The kind of hacking suffered by Estonia, Georgia and Ukraine in 2007, 2008 and 2017, respectively, had nothing to do with ordinary attempts to loot individuals' bank accounts or steal their private information, he told Caravanserai.
"These are more serious guys -- professionals," he said. "Most likely, they are carrying out an order that came from above."
Such hacking mainly targets government agencies and seeks to steal the agencies' documents, Umarov said, adding that possession of foreign governments' secrets gives Russia an advantage in any confrontation.
Russia is gaining more and more experience in cyber-warfare against Europe and the United States, and that accrued knowledge makes Russia very dangerous, he said.
The many instances of likely Russian cyber-warfare against sovereign countries prove the great danger of trying to "co-operate" with Russia on cyber-security and the exchange of confidential information, analysts say.

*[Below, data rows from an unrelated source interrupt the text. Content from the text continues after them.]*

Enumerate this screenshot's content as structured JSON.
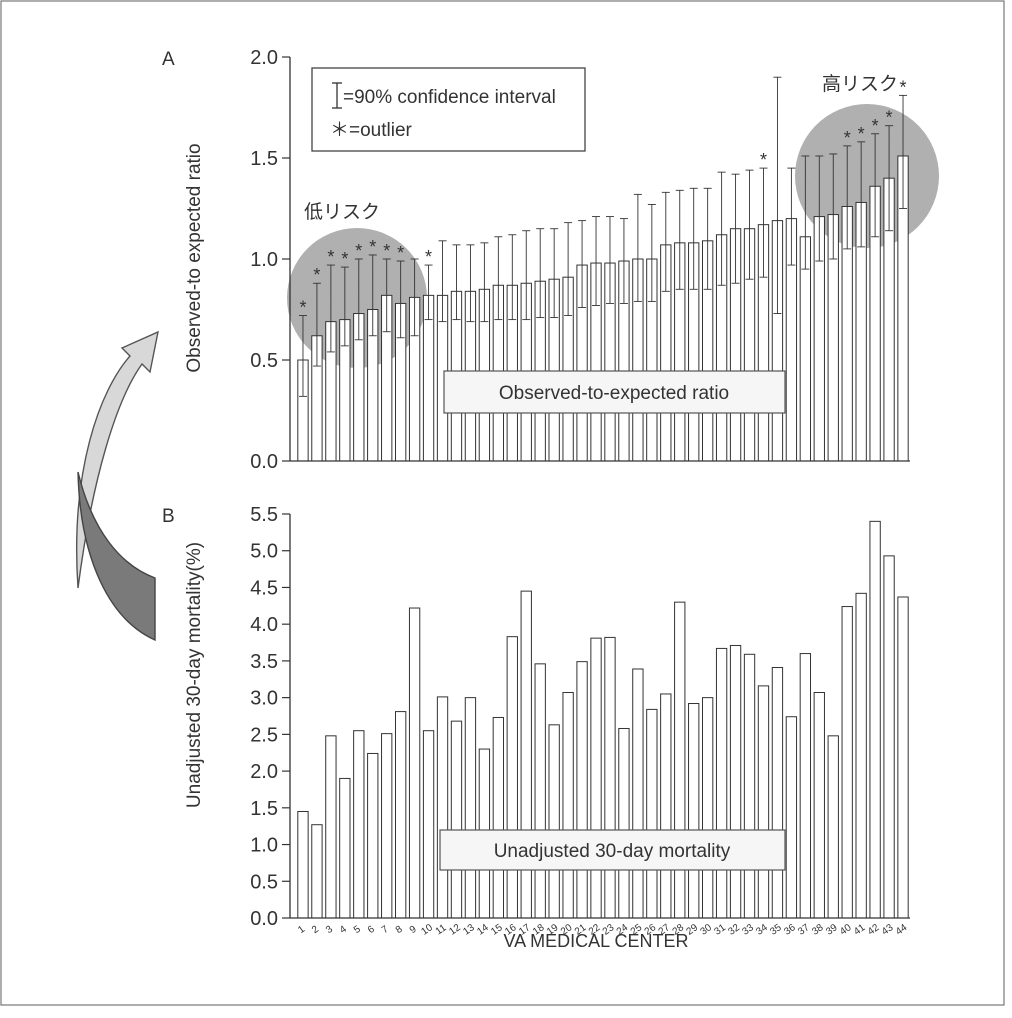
{
  "colors": {
    "bar_fill": "#ffffff",
    "bar_stroke": "#333333",
    "highlight": "#8a8a8a",
    "arrow_light": "#d8d8d8",
    "arrow_dark": "#7a7a7a"
  },
  "xlabel": "VA MEDICAL CENTER",
  "legend": {
    "ci_text": "=90% confidence interval",
    "outlier_text": "＊=outlier"
  },
  "annotations": {
    "low_risk": "低リスク",
    "high_risk": "高リスク"
  },
  "chart_data": [
    {
      "panel": "A",
      "type": "bar",
      "ylabel": "Observed-to expected ratio",
      "caption": "Observed-to-expected ratio",
      "ylim": [
        0,
        2.0
      ],
      "yticks": [
        "0.0",
        "0.5",
        "1.0",
        "1.5",
        "2.0"
      ],
      "categories": [
        "1",
        "2",
        "3",
        "4",
        "5",
        "6",
        "7",
        "8",
        "9",
        "10",
        "11",
        "12",
        "13",
        "14",
        "15",
        "16",
        "17",
        "18",
        "19",
        "20",
        "21",
        "22",
        "23",
        "24",
        "25",
        "26",
        "27",
        "28",
        "29",
        "30",
        "31",
        "32",
        "33",
        "34",
        "35",
        "36",
        "37",
        "38",
        "39",
        "40",
        "41",
        "42",
        "43",
        "44"
      ],
      "values": [
        0.5,
        0.62,
        0.69,
        0.7,
        0.73,
        0.75,
        0.82,
        0.78,
        0.81,
        0.82,
        0.82,
        0.84,
        0.84,
        0.85,
        0.87,
        0.87,
        0.88,
        0.89,
        0.9,
        0.91,
        0.97,
        0.98,
        0.98,
        0.99,
        1.0,
        1.0,
        1.07,
        1.08,
        1.08,
        1.09,
        1.12,
        1.15,
        1.15,
        1.17,
        1.19,
        1.2,
        1.11,
        1.21,
        1.22,
        1.26,
        1.28,
        1.36,
        1.4,
        1.51
      ],
      "ci_low": [
        0.32,
        0.47,
        0.54,
        0.57,
        0.6,
        0.62,
        0.64,
        0.61,
        0.62,
        0.7,
        0.69,
        0.7,
        0.69,
        0.69,
        0.7,
        0.7,
        0.7,
        0.71,
        0.71,
        0.72,
        0.76,
        0.77,
        0.78,
        0.78,
        0.79,
        0.79,
        0.84,
        0.85,
        0.85,
        0.85,
        0.87,
        0.88,
        0.9,
        0.91,
        0.73,
        0.97,
        0.95,
        0.99,
        1.0,
        1.05,
        1.06,
        1.11,
        1.14,
        1.25
      ],
      "ci_high": [
        0.72,
        0.88,
        0.97,
        0.96,
        1.0,
        1.02,
        1.0,
        0.99,
        1.0,
        0.97,
        1.09,
        1.07,
        1.07,
        1.08,
        1.11,
        1.12,
        1.14,
        1.15,
        1.15,
        1.18,
        1.19,
        1.21,
        1.21,
        1.2,
        1.32,
        1.27,
        1.33,
        1.34,
        1.35,
        1.35,
        1.43,
        1.42,
        1.44,
        1.45,
        1.9,
        1.45,
        1.51,
        1.51,
        1.52,
        1.56,
        1.58,
        1.62,
        1.66,
        1.81
      ],
      "outliers": [
        1,
        2,
        3,
        4,
        5,
        6,
        7,
        8,
        10,
        34,
        40,
        41,
        42,
        43,
        44
      ]
    },
    {
      "panel": "B",
      "type": "bar",
      "ylabel": "Unadjusted 30-day mortality(%)",
      "caption": "Unadjusted 30-day mortality",
      "ylim": [
        0,
        5.5
      ],
      "yticks": [
        "0.0",
        "0.5",
        "1.0",
        "1.5",
        "2.0",
        "2.5",
        "3.0",
        "3.5",
        "4.0",
        "4.5",
        "5.0",
        "5.5"
      ],
      "categories": [
        "1",
        "2",
        "3",
        "4",
        "5",
        "6",
        "7",
        "8",
        "9",
        "10",
        "11",
        "12",
        "13",
        "14",
        "15",
        "16",
        "17",
        "18",
        "19",
        "20",
        "21",
        "22",
        "23",
        "24",
        "25",
        "26",
        "27",
        "28",
        "29",
        "30",
        "31",
        "32",
        "33",
        "34",
        "35",
        "36",
        "37",
        "38",
        "39",
        "40",
        "41",
        "42",
        "43",
        "44"
      ],
      "values": [
        1.45,
        1.27,
        2.48,
        1.9,
        2.55,
        2.24,
        2.51,
        2.81,
        4.22,
        2.55,
        3.01,
        2.68,
        3.0,
        2.3,
        2.73,
        3.83,
        4.45,
        3.46,
        2.63,
        3.07,
        3.49,
        3.81,
        3.82,
        2.58,
        3.39,
        2.84,
        3.05,
        4.3,
        2.92,
        3.0,
        3.67,
        3.71,
        3.59,
        3.16,
        3.41,
        2.74,
        3.6,
        3.07,
        2.48,
        4.24,
        4.42,
        5.4,
        4.93,
        4.37
      ]
    }
  ]
}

Cyber-warfare and information warfare are principal Russian tactics, said Nodar Kharshiladze, a founder of the Tbilisi-based Georgian Strategic Analysis Centre.
Russia routinely mounts a cyber-attack if it decides that someone or something is threatening its interests, he told Caravanserai.
Mixed picture on Kazakh cyber-security
Some parts of the cyber-security picture in Kazakhstan are brighter than others, according to a number of observers.
Russia's alleged use of "hybrid war" against Ukraine since 2014 has led Kazakh authorities to draw certain conclusions and take preventative actions, Almaty political scientist Ruslan Zhangazy told Caravanserai.
Last autumn, when Kazakhstan adopted a new military doctrine, the document listed dangers including "methods of hybrid warfare" and "cyber-attacks", he said. "These [listed] threats allude to the danger from Russia."
The private sector is more vulnerable than the public sector. Many Kazakh firms use pirated software, including vulnerable and unprotected copies of old Windows operating systems, said Umarov.
Government agencies are more scrupulous, said Yevgeny Novikov, an Almaty-based IT specialist for Alfa Bank.
For example, the e-government website egov.kz, which stores Kazakh citizens' personal data, is well protected, he told Caravanserai, adding that it has specialists ready to address any emergency rapidly.
Other government agencies should be regularly looking for weak links before a cyber-attack rather than repairing damage afterward, he said.
"Technology changes fast these days," he said. "Neglect ... in this area can prove to be very costly."